Under the supervision of Professor Lawrence Rudnick


The Very Large Array is used to make radio continuum observations of a sample of 12 distant (z=1) high luminosity 3CR galaxies. Images with arcsecond resolution are produced at the 20cm and 6 cm wavelengths. The total and polarized intensity images are used to create maps of the fractional polarization, depolarization, rotation measure, and spectral index distributions. Additional arcsecond resolution observations at 2 cm wavelength, higher resolution 6 cm and 2 cm wavelength maps, and optical R band continuum and emission-line images of [OII] 3727 wavelength are presented for 3C337. The results show that a galaxy scale, two-phase Faraday medium capable of depolarizing the radio emission exists in the environments of the sample galaxies. The warm phase is observed in emission lines, while the hot gas can presently be seen only through its Faraday effects. Suggestive evidence for dynamically significant interactions between the emission-line gas and the radio sources is presented.

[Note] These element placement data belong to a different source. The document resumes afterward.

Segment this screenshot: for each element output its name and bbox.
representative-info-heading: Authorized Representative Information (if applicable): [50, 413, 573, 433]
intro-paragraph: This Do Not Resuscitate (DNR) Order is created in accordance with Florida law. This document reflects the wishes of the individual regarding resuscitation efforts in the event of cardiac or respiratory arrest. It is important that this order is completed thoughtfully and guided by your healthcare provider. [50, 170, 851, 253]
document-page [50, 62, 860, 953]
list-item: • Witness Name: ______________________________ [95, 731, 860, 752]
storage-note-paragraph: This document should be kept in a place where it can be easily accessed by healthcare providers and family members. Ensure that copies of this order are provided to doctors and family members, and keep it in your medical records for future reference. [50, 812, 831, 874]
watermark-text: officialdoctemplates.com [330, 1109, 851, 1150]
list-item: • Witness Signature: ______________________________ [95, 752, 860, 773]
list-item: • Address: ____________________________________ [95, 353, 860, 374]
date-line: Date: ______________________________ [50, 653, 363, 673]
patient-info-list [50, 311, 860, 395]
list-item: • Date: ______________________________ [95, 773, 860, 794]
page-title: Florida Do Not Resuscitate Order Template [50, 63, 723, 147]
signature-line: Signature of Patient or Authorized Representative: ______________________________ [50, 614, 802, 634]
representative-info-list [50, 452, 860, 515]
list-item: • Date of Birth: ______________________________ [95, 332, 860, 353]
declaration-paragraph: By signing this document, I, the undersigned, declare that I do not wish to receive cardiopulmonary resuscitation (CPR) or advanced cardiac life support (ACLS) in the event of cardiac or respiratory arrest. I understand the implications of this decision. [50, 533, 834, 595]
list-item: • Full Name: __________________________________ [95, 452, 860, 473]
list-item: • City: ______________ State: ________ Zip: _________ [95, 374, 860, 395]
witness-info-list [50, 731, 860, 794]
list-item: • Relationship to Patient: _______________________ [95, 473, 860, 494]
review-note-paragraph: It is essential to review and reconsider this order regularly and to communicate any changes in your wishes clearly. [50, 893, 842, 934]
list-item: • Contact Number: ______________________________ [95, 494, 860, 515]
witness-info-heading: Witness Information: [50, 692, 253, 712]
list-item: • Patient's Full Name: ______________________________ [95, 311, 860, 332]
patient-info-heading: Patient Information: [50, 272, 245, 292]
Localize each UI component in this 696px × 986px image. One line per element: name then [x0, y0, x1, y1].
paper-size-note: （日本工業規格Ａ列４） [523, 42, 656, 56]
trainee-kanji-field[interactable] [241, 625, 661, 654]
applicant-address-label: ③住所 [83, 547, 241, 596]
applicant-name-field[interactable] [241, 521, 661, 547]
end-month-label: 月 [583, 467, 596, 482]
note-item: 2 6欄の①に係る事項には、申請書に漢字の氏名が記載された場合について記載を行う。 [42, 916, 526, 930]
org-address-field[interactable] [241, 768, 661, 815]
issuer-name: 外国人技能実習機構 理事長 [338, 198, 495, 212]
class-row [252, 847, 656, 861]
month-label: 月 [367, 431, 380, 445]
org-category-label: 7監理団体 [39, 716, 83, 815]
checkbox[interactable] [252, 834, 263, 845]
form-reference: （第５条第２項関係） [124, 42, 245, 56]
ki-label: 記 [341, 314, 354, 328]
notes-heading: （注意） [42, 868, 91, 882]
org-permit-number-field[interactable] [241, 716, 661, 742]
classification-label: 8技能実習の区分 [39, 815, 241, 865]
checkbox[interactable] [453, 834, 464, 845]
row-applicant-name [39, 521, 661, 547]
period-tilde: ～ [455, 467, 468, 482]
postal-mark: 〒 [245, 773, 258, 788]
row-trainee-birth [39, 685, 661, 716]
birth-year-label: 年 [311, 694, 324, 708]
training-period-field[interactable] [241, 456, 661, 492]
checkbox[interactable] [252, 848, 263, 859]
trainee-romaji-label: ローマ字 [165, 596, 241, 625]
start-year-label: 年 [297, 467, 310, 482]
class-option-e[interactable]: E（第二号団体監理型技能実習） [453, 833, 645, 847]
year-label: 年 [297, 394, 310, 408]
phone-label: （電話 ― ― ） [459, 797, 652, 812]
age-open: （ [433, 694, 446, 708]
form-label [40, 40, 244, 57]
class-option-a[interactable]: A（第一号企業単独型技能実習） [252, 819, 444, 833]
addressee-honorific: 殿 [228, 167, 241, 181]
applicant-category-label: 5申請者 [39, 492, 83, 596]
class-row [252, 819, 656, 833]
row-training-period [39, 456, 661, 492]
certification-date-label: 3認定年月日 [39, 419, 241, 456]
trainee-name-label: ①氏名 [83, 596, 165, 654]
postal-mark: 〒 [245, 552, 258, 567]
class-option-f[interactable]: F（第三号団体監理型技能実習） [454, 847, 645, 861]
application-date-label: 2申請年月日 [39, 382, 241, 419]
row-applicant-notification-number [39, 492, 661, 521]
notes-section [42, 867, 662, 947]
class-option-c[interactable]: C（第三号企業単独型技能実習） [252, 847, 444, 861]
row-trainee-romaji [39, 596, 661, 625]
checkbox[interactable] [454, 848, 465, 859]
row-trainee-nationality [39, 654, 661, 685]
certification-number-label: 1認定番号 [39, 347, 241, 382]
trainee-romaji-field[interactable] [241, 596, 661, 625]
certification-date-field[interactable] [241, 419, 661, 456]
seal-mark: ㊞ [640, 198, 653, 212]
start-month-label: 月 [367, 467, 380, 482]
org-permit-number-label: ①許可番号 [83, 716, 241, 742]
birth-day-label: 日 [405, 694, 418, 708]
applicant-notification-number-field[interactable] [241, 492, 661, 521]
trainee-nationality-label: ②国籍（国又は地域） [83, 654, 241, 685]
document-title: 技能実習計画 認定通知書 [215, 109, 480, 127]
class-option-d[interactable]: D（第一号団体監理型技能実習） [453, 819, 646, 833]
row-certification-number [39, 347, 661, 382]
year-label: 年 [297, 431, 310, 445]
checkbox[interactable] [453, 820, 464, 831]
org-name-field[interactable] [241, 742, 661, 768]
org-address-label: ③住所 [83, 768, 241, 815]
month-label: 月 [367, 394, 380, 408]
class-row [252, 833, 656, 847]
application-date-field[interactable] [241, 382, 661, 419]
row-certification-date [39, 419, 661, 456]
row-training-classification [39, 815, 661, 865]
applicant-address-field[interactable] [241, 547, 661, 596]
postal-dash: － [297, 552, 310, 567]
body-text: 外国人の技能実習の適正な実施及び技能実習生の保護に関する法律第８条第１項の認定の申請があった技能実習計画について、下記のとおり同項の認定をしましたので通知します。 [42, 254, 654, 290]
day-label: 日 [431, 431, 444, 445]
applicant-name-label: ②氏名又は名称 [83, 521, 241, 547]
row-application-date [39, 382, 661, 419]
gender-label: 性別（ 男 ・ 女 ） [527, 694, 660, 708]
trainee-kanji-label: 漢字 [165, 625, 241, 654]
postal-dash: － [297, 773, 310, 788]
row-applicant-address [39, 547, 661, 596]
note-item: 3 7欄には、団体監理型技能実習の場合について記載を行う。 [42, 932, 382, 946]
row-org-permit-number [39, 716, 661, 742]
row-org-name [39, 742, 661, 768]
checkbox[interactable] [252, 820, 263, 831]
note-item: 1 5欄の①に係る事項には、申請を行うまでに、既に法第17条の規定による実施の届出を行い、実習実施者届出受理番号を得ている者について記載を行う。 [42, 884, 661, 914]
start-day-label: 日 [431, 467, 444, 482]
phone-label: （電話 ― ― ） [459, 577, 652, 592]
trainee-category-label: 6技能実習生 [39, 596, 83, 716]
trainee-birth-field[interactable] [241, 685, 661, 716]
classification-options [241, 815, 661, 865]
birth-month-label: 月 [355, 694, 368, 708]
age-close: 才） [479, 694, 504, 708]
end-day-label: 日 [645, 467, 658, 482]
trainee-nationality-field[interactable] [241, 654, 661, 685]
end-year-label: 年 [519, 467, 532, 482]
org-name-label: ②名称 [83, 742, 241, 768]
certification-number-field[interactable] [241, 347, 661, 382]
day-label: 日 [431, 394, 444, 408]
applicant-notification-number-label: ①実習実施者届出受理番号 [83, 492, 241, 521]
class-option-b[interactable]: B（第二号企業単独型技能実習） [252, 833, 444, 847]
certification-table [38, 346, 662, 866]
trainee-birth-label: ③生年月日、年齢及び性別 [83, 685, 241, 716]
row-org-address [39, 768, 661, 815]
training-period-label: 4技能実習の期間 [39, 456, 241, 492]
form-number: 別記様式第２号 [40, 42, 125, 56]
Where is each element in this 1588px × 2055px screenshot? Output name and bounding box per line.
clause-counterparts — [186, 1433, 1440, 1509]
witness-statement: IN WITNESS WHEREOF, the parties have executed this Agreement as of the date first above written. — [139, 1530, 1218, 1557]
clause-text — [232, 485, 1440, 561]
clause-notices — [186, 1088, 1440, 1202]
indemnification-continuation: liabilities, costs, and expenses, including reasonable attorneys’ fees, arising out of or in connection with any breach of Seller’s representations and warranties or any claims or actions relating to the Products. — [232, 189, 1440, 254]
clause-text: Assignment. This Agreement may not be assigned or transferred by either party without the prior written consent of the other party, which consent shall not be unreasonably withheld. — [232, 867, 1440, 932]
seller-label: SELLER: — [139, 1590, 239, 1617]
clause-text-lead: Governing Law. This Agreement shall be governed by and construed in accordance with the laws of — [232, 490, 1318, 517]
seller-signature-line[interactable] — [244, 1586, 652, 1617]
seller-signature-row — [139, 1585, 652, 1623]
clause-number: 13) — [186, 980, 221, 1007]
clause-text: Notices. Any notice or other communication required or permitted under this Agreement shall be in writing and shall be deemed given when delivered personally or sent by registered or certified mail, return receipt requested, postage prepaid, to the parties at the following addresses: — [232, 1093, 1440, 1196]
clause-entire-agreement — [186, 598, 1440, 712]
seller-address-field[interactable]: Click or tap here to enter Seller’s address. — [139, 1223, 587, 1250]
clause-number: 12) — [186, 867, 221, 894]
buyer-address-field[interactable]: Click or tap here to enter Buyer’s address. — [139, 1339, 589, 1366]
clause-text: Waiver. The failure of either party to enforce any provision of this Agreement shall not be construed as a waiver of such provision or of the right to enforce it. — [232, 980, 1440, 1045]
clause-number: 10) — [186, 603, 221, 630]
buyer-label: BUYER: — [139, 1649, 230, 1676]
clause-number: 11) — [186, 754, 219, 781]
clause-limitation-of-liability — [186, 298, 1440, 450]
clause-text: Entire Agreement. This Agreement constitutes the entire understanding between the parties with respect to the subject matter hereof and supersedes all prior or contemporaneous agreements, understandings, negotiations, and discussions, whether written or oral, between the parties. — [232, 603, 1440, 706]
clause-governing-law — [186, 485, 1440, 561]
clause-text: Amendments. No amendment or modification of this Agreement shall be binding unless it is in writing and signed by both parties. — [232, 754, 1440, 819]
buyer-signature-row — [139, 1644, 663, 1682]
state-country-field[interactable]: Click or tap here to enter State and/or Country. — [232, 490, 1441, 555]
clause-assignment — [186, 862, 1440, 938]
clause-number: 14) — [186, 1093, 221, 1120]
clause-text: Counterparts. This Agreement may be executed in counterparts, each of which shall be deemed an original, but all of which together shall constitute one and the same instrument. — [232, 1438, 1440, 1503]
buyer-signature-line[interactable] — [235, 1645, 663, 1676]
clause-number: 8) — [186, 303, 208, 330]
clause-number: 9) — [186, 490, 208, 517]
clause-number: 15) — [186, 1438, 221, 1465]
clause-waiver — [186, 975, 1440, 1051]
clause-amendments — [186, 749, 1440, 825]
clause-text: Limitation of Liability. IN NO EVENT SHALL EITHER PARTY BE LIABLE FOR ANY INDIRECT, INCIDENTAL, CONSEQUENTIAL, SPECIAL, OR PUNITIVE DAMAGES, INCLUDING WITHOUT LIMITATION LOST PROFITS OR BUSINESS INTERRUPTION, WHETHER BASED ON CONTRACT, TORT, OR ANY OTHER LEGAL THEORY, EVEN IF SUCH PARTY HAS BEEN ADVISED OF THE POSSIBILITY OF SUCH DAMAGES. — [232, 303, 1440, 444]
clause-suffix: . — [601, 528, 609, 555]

Numerical simulations of the interaction of a Mach 4 relative velocity slip surface with several trains of incident nonlinear sound waves are performed using the Piecewise-Parabolic Method. A resonance in the response of the slip surface to the waves is demonstrated, confirming analytical predictions. Characteristic combinations of nonlinear waves associated with finite kinks which propagate along the slip surface are generated only when the waves are incident at nearly the predicted resonant angle. The width of the resonance decreases as the incident wave strength is reduced.
PPM simulations of the supersonic slip surface between 10:1 density ratio fluids are made at M = 1, 1.9, and 4. Further simulations test the effects of grid resolution, the SLIC interface tracking method, and the initial transverse perturbation. The slip surface has a different characteristic response on either side of the linear stability limit of M = 1.77. Below this limit the slip surface promptly rolls up into large scale vortices. At Mach 4 the evolution is dominated by the propagating kink modes notes above, and the interface is much more stable. Transition behavior is observed at M = 1.9, with neither response dominant. The mass and momentum entrainment efficiencies measured in the simulations decrease with increasing Mach number, and scaling arguments suggest that astrophysically significant amounts of ambient material can be entrained by extragalactic radio sources.